Dies ist die schwierigste Lektion von allen – nicht weil die Lektion so schwierig einzusehen wäre, sondern weil es echte geistliche Feinfühligkeit erfordert, den Willen Gottes gut zu erkennen. Jüngere Christen müssen zuerst und vor allem lernen, dem Willen des Herrn für ihr Leben – und nicht dem Willen anderer! – zu gehorchen. Führung durch den Herrn geschieht auf verschiedene Weise, unter anderem durch den Rat älterer Christen. Aber wie wir gesehen haben, ist es auch möglich, dass ältere Christen eine Führung geben, die aussieht, als käme sie vom Herrn, obwohl sie nicht von dem Herrn ist.

Wenn du ein jüngerer Christ bist, hüte dich vor dem Rat eines älteren Christen, der sagt: Der Herr hat mir gesagt, was du tun oder nicht tun sollst! – Diese Art von Ratschlag könnte ein gutgemeinter Irrtum sein; es könnte aber auch eine Verführung sein. Sei absolut wachsam, wenn irgendein Christ versucht, dir eine Anweisung zu geben mit den Worten „Der Herr hat mir gesagt …“! Der beste Rat für alle Gläubigen ist: Finde heraus, was du glaubst, was der Herr von dir verlangt; dann lass den Herrn seinen Willen auf verschiedene Weise bestätigen, auch durch den Rat vieler Gläubiger! Wähle sorgfältig die älteren Gläubigen (Mehrzahl!) aus, die du um Rat fragst! Vergewissere dich, dass diese Gläubigen ein Leben führen, das den Herrn ehrt, und dass sie eine gute Kenntnis des Wortes Gottes haben!

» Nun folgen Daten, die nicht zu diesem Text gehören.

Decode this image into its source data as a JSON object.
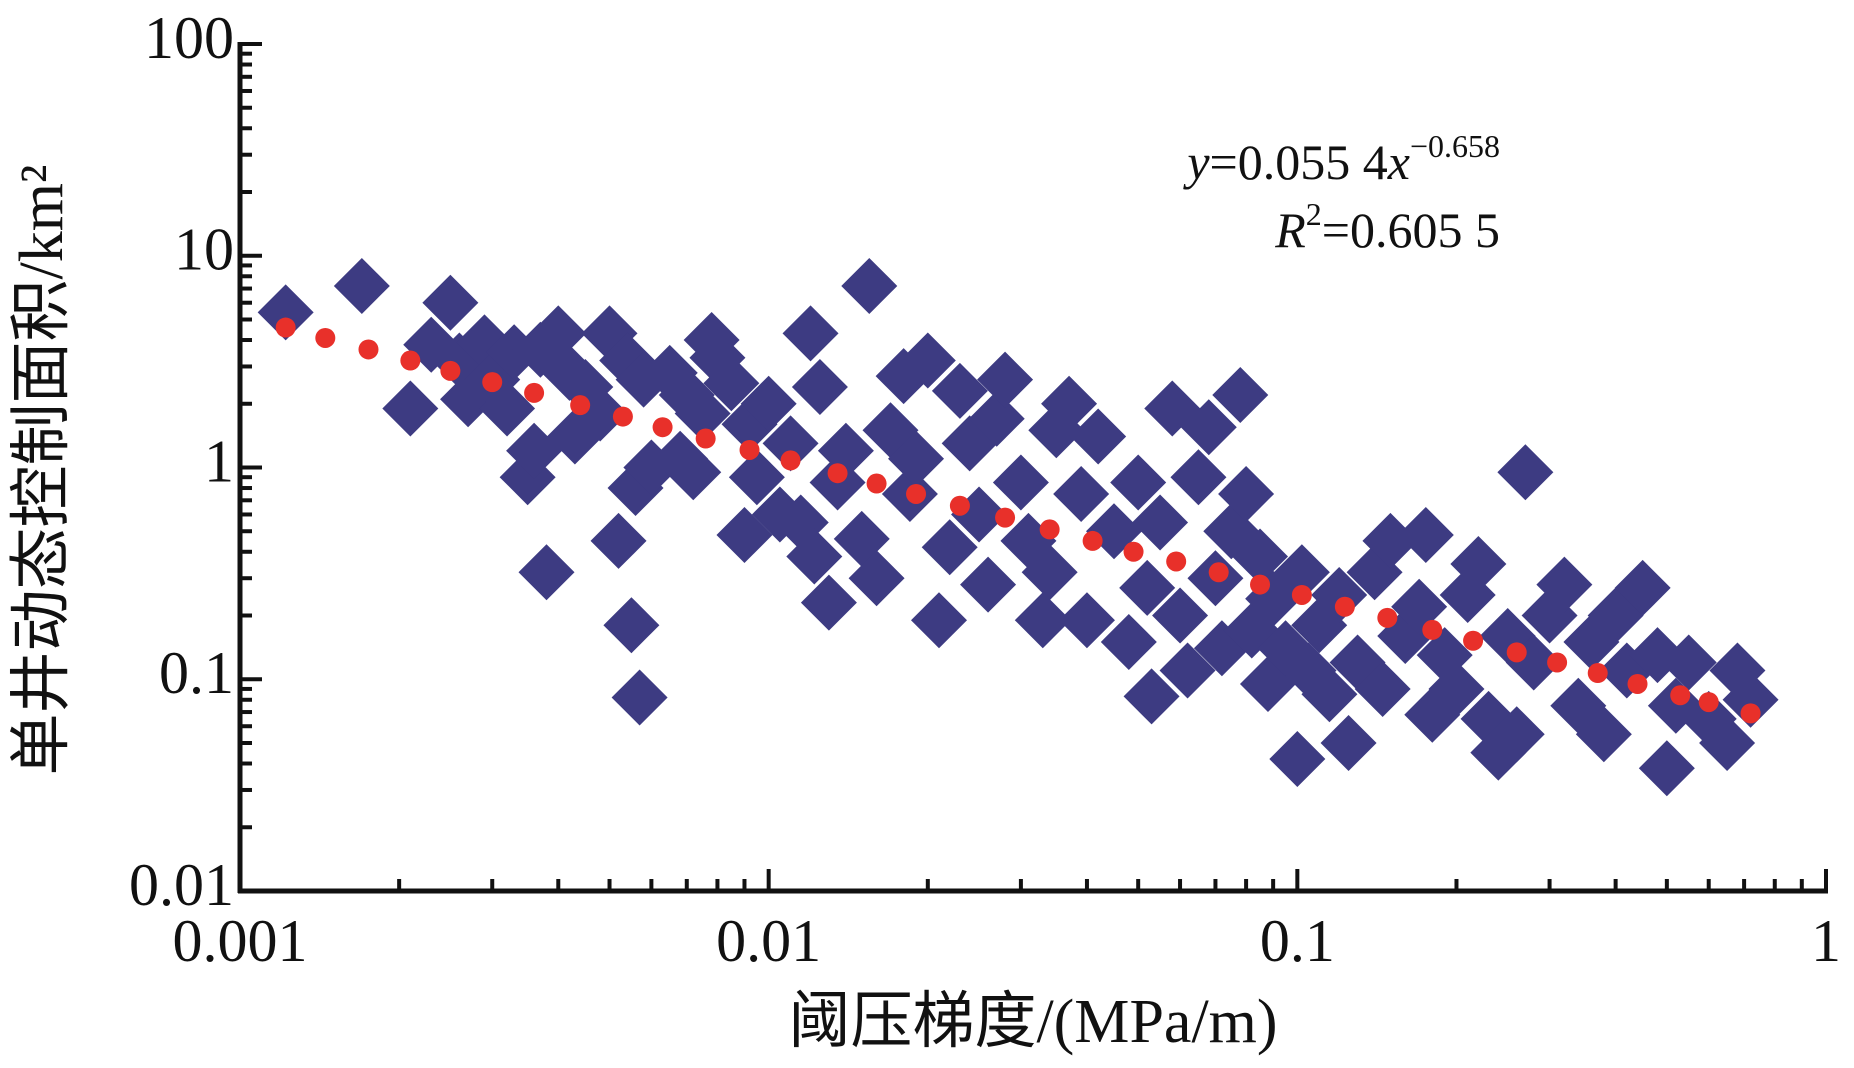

Die Geschichte von den zwei Propheten ist nicht leicht zu verstehen. Dennoch können wir auch diesen Teil von Gottes Wort schätzen lernen, wenn wir uns ein wenig hineinvertiefen. Wie die gesamte Schrift, so enthält auch die Geschichte von den zwei Propheten wertvolle Lektionen für uns heutige Menschen.